Una settimana fa ho dovuto seguire un caso. Una sposa pensava, prima del matrimonio, che il marito la pensasse come lei. Ma così non era, e praticamente voleva il ricorso permanente alla contraccezione. Questa ragazza ha chiesto la separazione e ha già iniziato la pratica non essendo riuscita in nessuna maniera a convincere questa persona. Questa però, capite, è l’extrema ratio. Prima si deve mettere in atto tutto ciò che è possibile. Concretamente: quando un coniuge si impegna a fare questo e vuole vivere secondo la legge di Dio, ciò è sufficiente per ottenere il perdono e l’assoluzione.

Quarta e ultima riflessione sempre su questo punto. Senza volerlo, noi sacerdoti a volte sul piano pratico seguiamo la dottrina di un certo monaco, molto santo dicono le fonti storiche, ma che era caduto in gravissimi errori: si chiamava Pelagio. Siamo un po’ pelagiani, è questa una tentazione permanente nell’uomo. Che cosa vuol dire? Ritenere che sia sufficiente indicare all’uomo ciò che è bene e ciò che è male perché l’uomo possa poi fare il bene ed evitare il male. Questa è la dottrina pelagiana. Noi subiamo e mettiamo in pratica questa dottrina quando, da una parte, non indichiamo i mezzi fondamentali per vivere nella santità il matrimonio cristiano, e quando, dall’altra, non esercitiamo una cura pastorale che guidi e sostenga veramente i coniugi nel loro cammino.
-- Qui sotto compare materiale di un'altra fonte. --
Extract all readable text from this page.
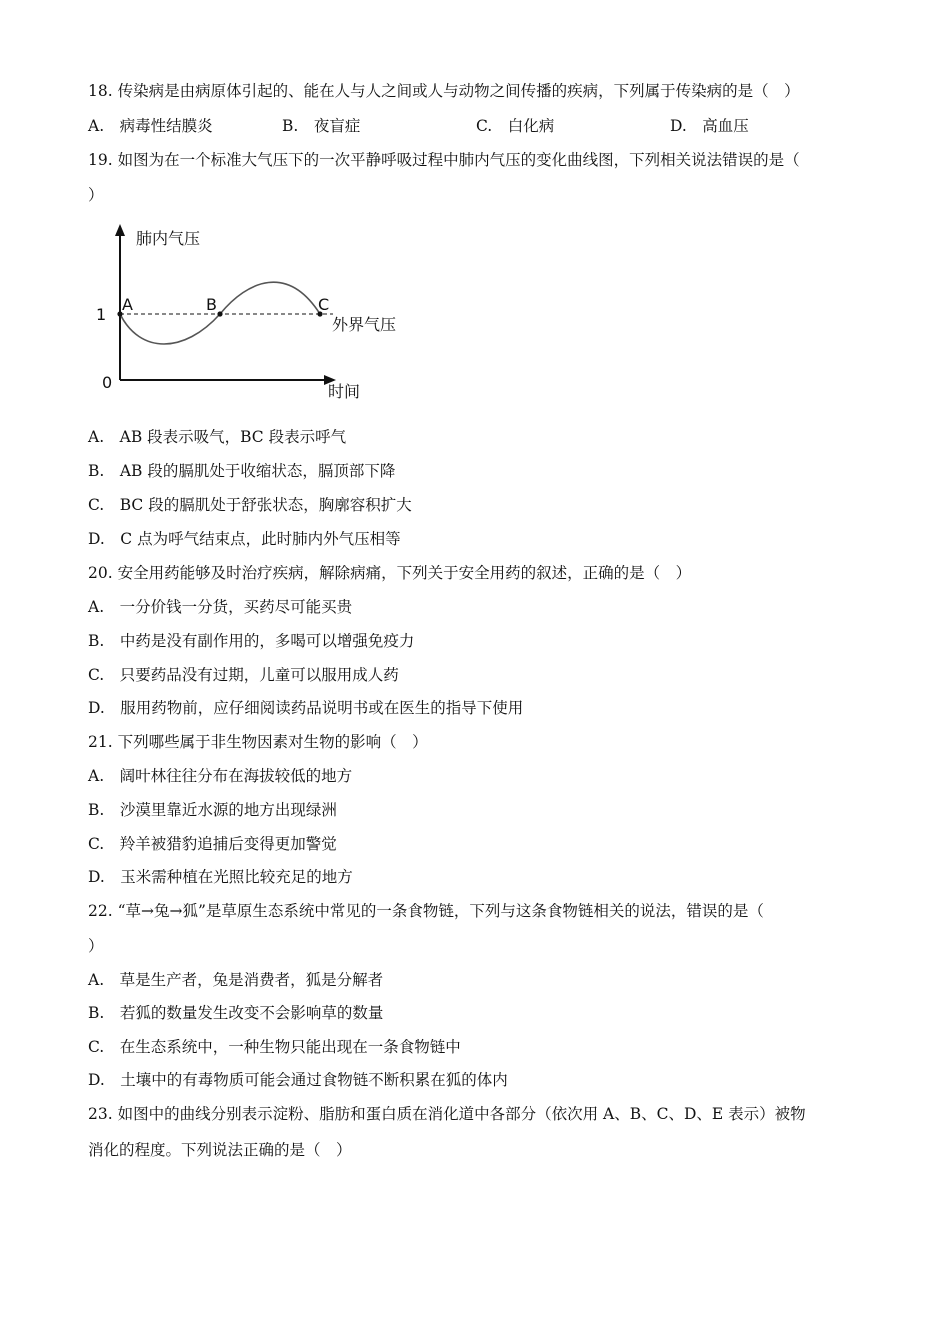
18. 传染病是由病原体引起的、能在人与人之间或人与动物之间传播的疾病，下列属于传染病的是（　）
A.　病毒性结膜炎	B.　夜盲症	C.　白化病	D.　高血压
19. 如图为在一个标准大气压下的一次平静呼吸过程中肺内气压的变化曲线图，下列相关说法错误的是（
）
肺内气压
时间
外界气压
1
0
A	B	C
A.　AB 段表示吸气，BC 段表示呼气
B.　AB 段的膈肌处于收缩状态，膈顶部下降
C.　BC 段的膈肌处于舒张状态，胸廓容积扩大
D.　C 点为呼气结束点，此时肺内外气压相等
20. 安全用药能够及时治疗疾病，解除病痛，下列关于安全用药的叙述，正确的是（　）
A.　一分价钱一分货，买药尽可能买贵
B.　中药是没有副作用的，多喝可以增强免疫力
C.　只要药品没有过期，儿童可以服用成人药
D.　服用药物前，应仔细阅读药品说明书或在医生的指导下使用
21. 下列哪些属于非生物因素对生物的影响（　）
A.　阔叶林往往分布在海拔较低的地方
B.　沙漠里靠近水源的地方出现绿洲
C.　羚羊被猎豹追捕后变得更加警觉
D.　玉米需种植在光照比较充足的地方
22. “草→兔→狐”是草原生态系统中常见的一条食物链，下列与这条食物链相关的说法，错误的是（
）
A.　草是生产者，兔是消费者，狐是分解者
B.　若狐的数量发生改变不会影响草的数量
C.　在生态系统中，一种生物只能出现在一条食物链中
D.　土壤中的有毒物质可能会通过食物链不断积累在狐的体内
23. 如图中的曲线分别表示淀粉、脂肪和蛋白质在消化道中各部分（依次用 A、B、C、D、E 表示）被物
消化的程度。下列说法正确的是（　）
L’amore coniugale è redento da Cristo, è sanato ed elevato da Cristo nel sacramento del matrimonio. Tuttavia, come voi sapete, la giustificazione non toglie da noi la concupiscenza. Questa rimane. I Padri parlavano di “fomes peccati”. Fòmite: non che sia peccato; esso può spingere la nostra libertà e questa pecca. I mezzi fondamentali sono la preghiera continua, la frequenza ai sacramenti, l’esercizio della penitenza e l’esercizio della carità cristiana. Se non c’è questo contesto, chiamiamolo così, di strumentazione soprannaturale, chiedere all’uomo di vivere nella santità la propria vocazione è come chiedere a un gobbo di camminare dritto. Può fare tutti gli sforzi che vuole, ma non ci riesce. In questo senso appunto parlavo di una cura pastorale.

 

2. L’indissolubilità del matrimonio

Il secondo tema sul quale vorrei dire alcune cose riguarda l’indissolubilità del matrimonio. Questo  problema può presentarsi nella celebrazione del sacramento della penitenza sotto varie forme: sotto la forma della infedeltà coniugale (sempre più frequente purtroppo), sotto la forma della rottura del vincolo nel divorzio, sotto la forma del divorziato risposato che, di conseguenza, in questo nuovo stato di vita ha contratto doveri anche gravi verso altre persone.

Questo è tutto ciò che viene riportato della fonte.